Furthermore, a time-resolved echoshared gradient echo sequence (TWIST) is performed for
assessment of three-dimensional tumor motion (240 x 0.5s = TA 2 min). A dynamic 2D-TrueFISP
sequence acquired in coronal orientation crossing the centre of the tumor provides
additional information about lung and tumor motion during the breathing cycle.

Contrast-enhanced sequences breath hold 3D-GRE sequence (VIBE) complete this protocol.
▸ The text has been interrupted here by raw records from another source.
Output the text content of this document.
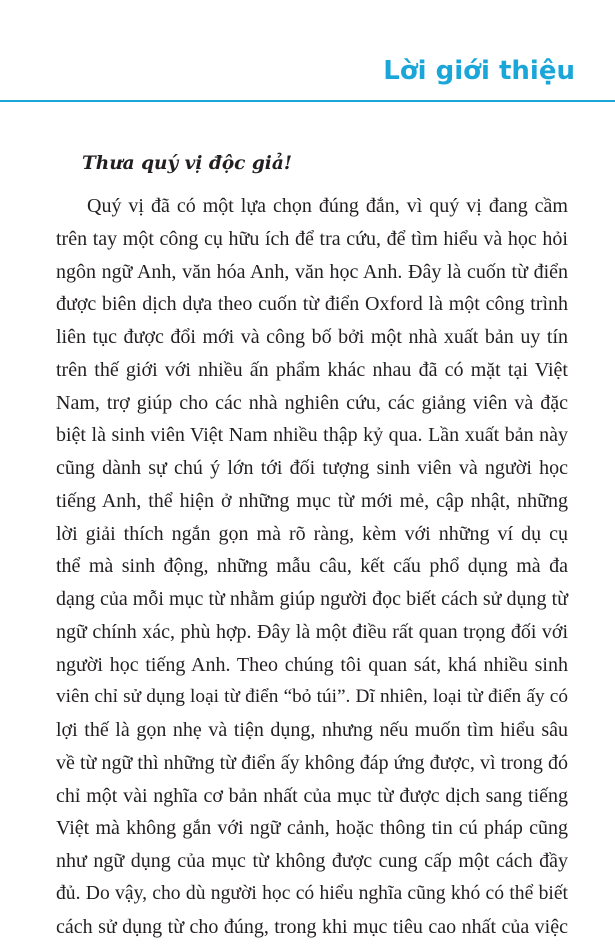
Lời giới thiệu
Thưa quý vị độc giả!
Quý vị đã có một lựa chọn đúng đắn, vì quý vị đang cầm
trên tay một công cụ hữu ích để tra cứu, để tìm hiểu và học hỏi
ngôn ngữ Anh, văn hóa Anh, văn học Anh. Đây là cuốn từ điển
được biên dịch dựa theo cuốn từ điển Oxford là một công trình
liên tục được đổi mới và công bố bởi một nhà xuất bản uy tín
trên thế giới với nhiều ấn phẩm khác nhau đã có mặt tại Việt
Nam, trợ giúp cho các nhà nghiên cứu, các giảng viên và đặc
biệt là sinh viên Việt Nam nhiều thập kỷ qua. Lần xuất bản này
cũng dành sự chú ý lớn tới đối tượng sinh viên và người học
tiếng Anh, thể hiện ở những mục từ mới mẻ, cập nhật, những
lời giải thích ngắn gọn mà rõ ràng, kèm với những ví dụ cụ
thể mà sinh động, những mẫu câu, kết cấu phổ dụng mà đa
dạng của mỗi mục từ nhằm giúp người đọc biết cách sử dụng từ
ngữ chính xác, phù hợp. Đây là một điều rất quan trọng đối với
người học tiếng Anh. Theo chúng tôi quan sát, khá nhiều sinh
viên chỉ sử dụng loại từ điển “bỏ túi”. Dĩ nhiên, loại từ điển ấy có
lợi thế là gọn nhẹ và tiện dụng, nhưng nếu muốn tìm hiểu sâu
về từ ngữ thì những từ điển ấy không đáp ứng được, vì trong đó
chỉ một vài nghĩa cơ bản nhất của mục từ được dịch sang tiếng
Việt mà không gắn với ngữ cảnh, hoặc thông tin cú pháp cũng
như ngữ dụng của mục từ không được cung cấp một cách đầy
đủ. Do vậy, cho dù người học có hiểu nghĩa cũng khó có thể biết
cách sử dụng từ cho đúng, trong khi mục tiêu cao nhất của việc
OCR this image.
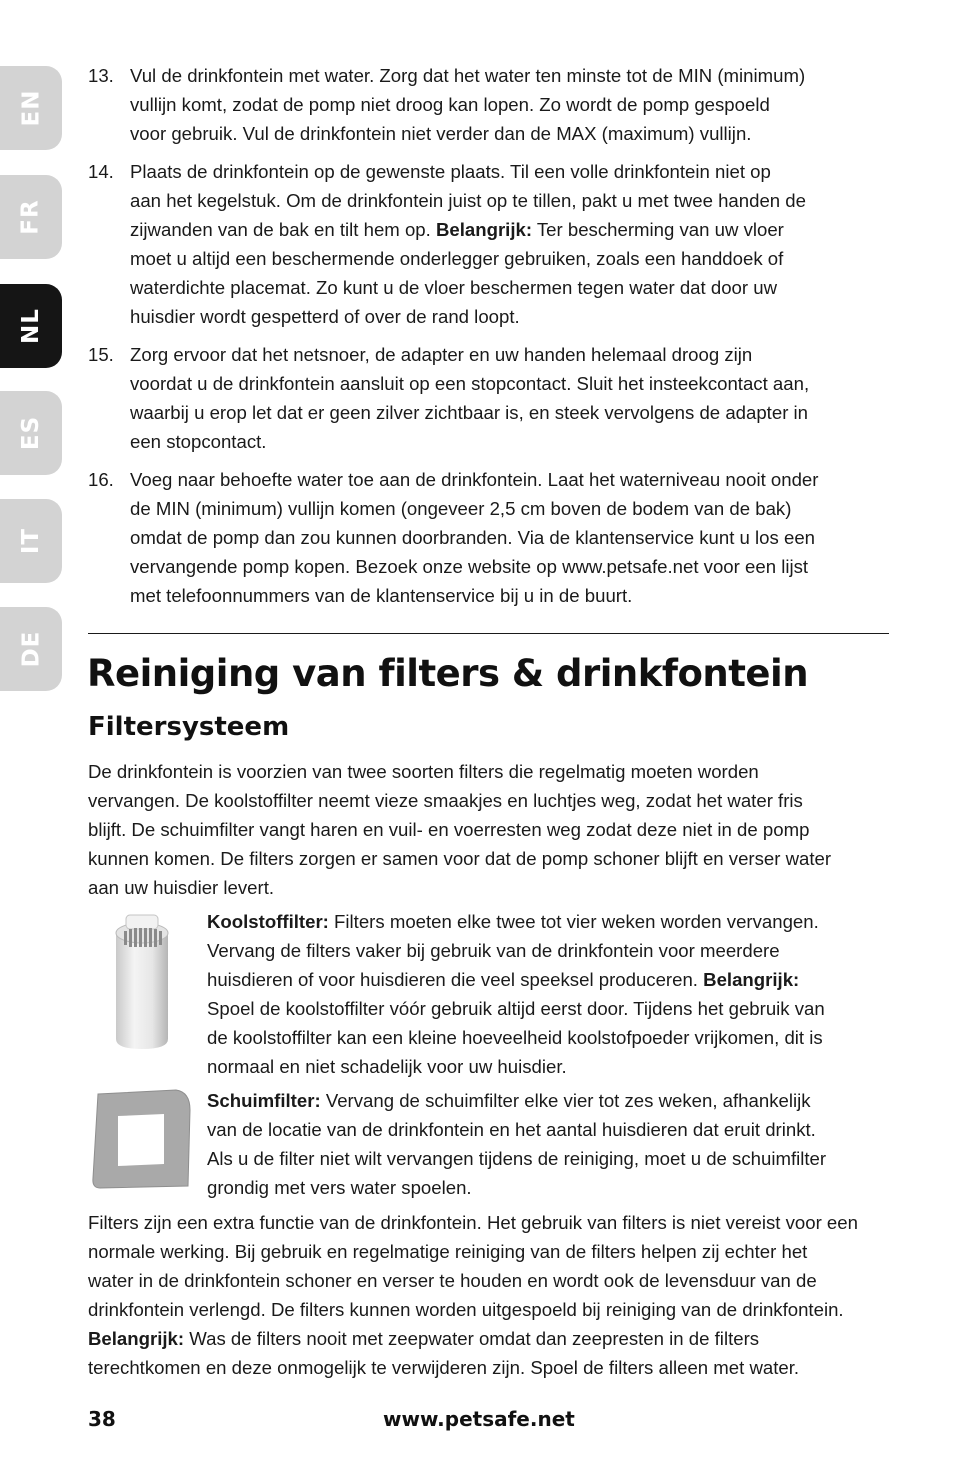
EN
FR
NL
ES
IT
DE
13. Vul de drinkfontein met water. Zorg dat het water ten minste tot de MIN (minimum)
vullijn komt, zodat de pomp niet droog kan lopen. Zo wordt de pomp gespoeld
voor gebruik. Vul de drinkfontein niet verder dan de MAX (maximum) vullijn.
14. Plaats de drinkfontein op de gewenste plaats. Til een volle drinkfontein niet op
aan het kegelstuk. Om de drinkfontein juist op te tillen, pakt u met twee handen de
zijwanden van de bak en tilt hem op. Belangrijk: Ter bescherming van uw vloer
moet u altijd een beschermende onderlegger gebruiken, zoals een handdoek of
waterdichte placemat. Zo kunt u de vloer beschermen tegen water dat door uw
huisdier wordt gespetterd of over de rand loopt.
15. Zorg ervoor dat het netsnoer, de adapter en uw handen helemaal droog zijn
voordat u de drinkfontein aansluit op een stopcontact. Sluit het insteekcontact aan,
waarbij u erop let dat er geen zilver zichtbaar is, en steek vervolgens de adapter in
een stopcontact.
16. Voeg naar behoefte water toe aan de drinkfontein. Laat het waterniveau nooit onder
de MIN (minimum) vullijn komen (ongeveer 2,5 cm boven de bodem van de bak)
omdat de pomp dan zou kunnen doorbranden. Via de klantenservice kunt u los een
vervangende pomp kopen. Bezoek onze website op www.petsafe.net voor een lijst
met telefoonnummers van de klantenservice bij u in de buurt.
Reiniging van filters & drinkfontein
Filtersysteem
De drinkfontein is voorzien van twee soorten filters die regelmatig moeten worden
vervangen. De koolstoffilter neemt vieze smaakjes en luchtjes weg, zodat het water fris
blijft. De schuimfilter vangt haren en vuil- en voerresten weg zodat deze niet in de pomp
kunnen komen. De filters zorgen er samen voor dat de pomp schoner blijft en verser water
aan uw huisdier levert.
Koolstoffilter: Filters moeten elke twee tot vier weken worden vervangen.
Vervang de filters vaker bij gebruik van de drinkfontein voor meerdere
huisdieren of voor huisdieren die veel speeksel produceren. Belangrijk:
Spoel de koolstoffilter vóór gebruik altijd eerst door. Tijdens het gebruik van
de koolstoffilter kan een kleine hoeveelheid koolstofpoeder vrijkomen, dit is
normaal en niet schadelijk voor uw huisdier.
Schuimfilter: Vervang de schuimfilter elke vier tot zes weken, afhankelijk
van de locatie van de drinkfontein en het aantal huisdieren dat eruit drinkt.
Als u de filter niet wilt vervangen tijdens de reiniging, moet u de schuimfilter
grondig met vers water spoelen.
Filters zijn een extra functie van de drinkfontein. Het gebruik van filters is niet vereist voor een
normale werking. Bij gebruik en regelmatige reiniging van de filters helpen zij echter het
water in de drinkfontein schoner en verser te houden en wordt ook de levensduur van de
drinkfontein verlengd. De filters kunnen worden uitgespoeld bij reiniging van de drinkfontein.
Belangrijk: Was de filters nooit met zeepwater omdat dan zeepresten in de filters
terechtkomen en deze onmogelijk te verwijderen zijn. Spoel de filters alleen met water.
38	www.petsafe.net
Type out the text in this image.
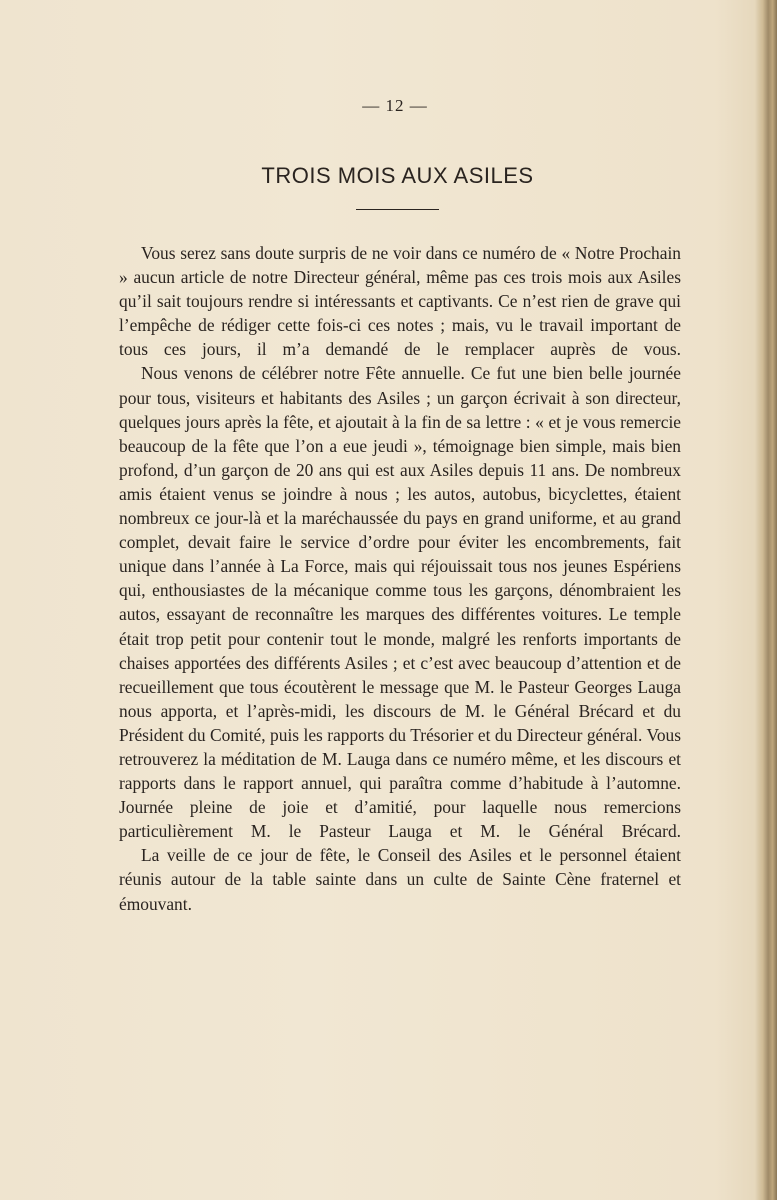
— 12 —
TROIS MOIS AUX ASILES

Vous serez sans doute surpris de ne voir dans ce numéro de « Notre Prochain » aucun article de notre Directeur général, même pas ces trois mois aux Asiles qu’il sait toujours rendre si intéressants et captivants. Ce n’est rien de grave qui l’empêche de rédiger cette fois-ci ces notes ; mais, vu le travail important de tous ces jours, il m’a demandé de le remplacer auprès de vous.

Nous venons de célébrer notre Fête annuelle. Ce fut une bien belle journée pour tous, visiteurs et habitants des Asiles ; un garçon écrivait à son directeur, quelques jours après la fête, et ajoutait à la fin de sa lettre : « et je vous remercie beaucoup de la fête que l’on a eue jeudi », témoignage bien simple, mais bien profond, d’un garçon de 20 ans qui est aux Asiles depuis 11 ans. De nombreux amis étaient venus se joindre à nous ; les autos, autobus, bicyclettes, étaient nombreux ce jour-là et la maréchaussée du pays en grand uniforme, et au grand complet, devait faire le service d’ordre pour éviter les encombrements, fait unique dans l’année à La Force, mais qui réjouissait tous nos jeunes Espériens qui, enthousiastes de la mécanique comme tous les garçons, dénombraient les autos, essayant de reconnaître les marques des différentes voitures. Le temple était trop petit pour contenir tout le monde, malgré les renforts importants de chaises apportées des différents Asiles ; et c’est avec beaucoup d’attention et de recueillement que tous écoutèrent le message que M. le Pasteur Georges Lauga nous apporta, et l’après-midi, les discours de M. le Général Brécard et du Président du Comité, puis les rapports du Trésorier et du Directeur général. Vous retrouverez la méditation de M. Lauga dans ce numéro même, et les discours et rapports dans le rapport annuel, qui paraîtra comme d’habitude à l’automne. Journée pleine de joie et d’amitié, pour laquelle nous remercions particulièrement M. le Pasteur Lauga et M. le Général Brécard.

La veille de ce jour de fête, le Conseil des Asiles et le personnel étaient réunis autour de la table sainte dans un culte de Sainte Cène fraternel et émouvant.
The first follow-up is planned 6 weeks post treatment and includes study-related 18F-FMISO
dPET-CT and functional MRI examinations. Further regular follow-up visits are scheduled
every 3 months for the first 2 years, every 6 months for the following 3 years and
thereafter yearly. Individual trial participation is completed three years after patient
enrolment or death of the patient.

The therapeutic efficacy will be evaluated through thoracic CT-scan at follow up visits.

The study is a prospective and non-randomized trial with inclusion of 15 patients. Repeated
examinations with 18F-FMISO dPET-CT and functional MRI lead to longitudinal data for every
patient. The data consists of maps obtained from both measurement devices. Data are
quantitative measurements but may be dichotomized or categorized into more than two classes.
For all parameters, differences between the site of local relapse and a selected control
region are derived and compaired by paired tests at 5% level.

All analyses are exploratory. A sample size calculation cannot be performed because neither
standard deviation of the differences has been estimated before, nor the relevant difference
is known. Therefore, the study is a pilot study to generate hypotheses for future research.

In the frame of the radiation therapy planning study, virtual radiation therapy strategies
are compared to the radiation therapy administered to the patient.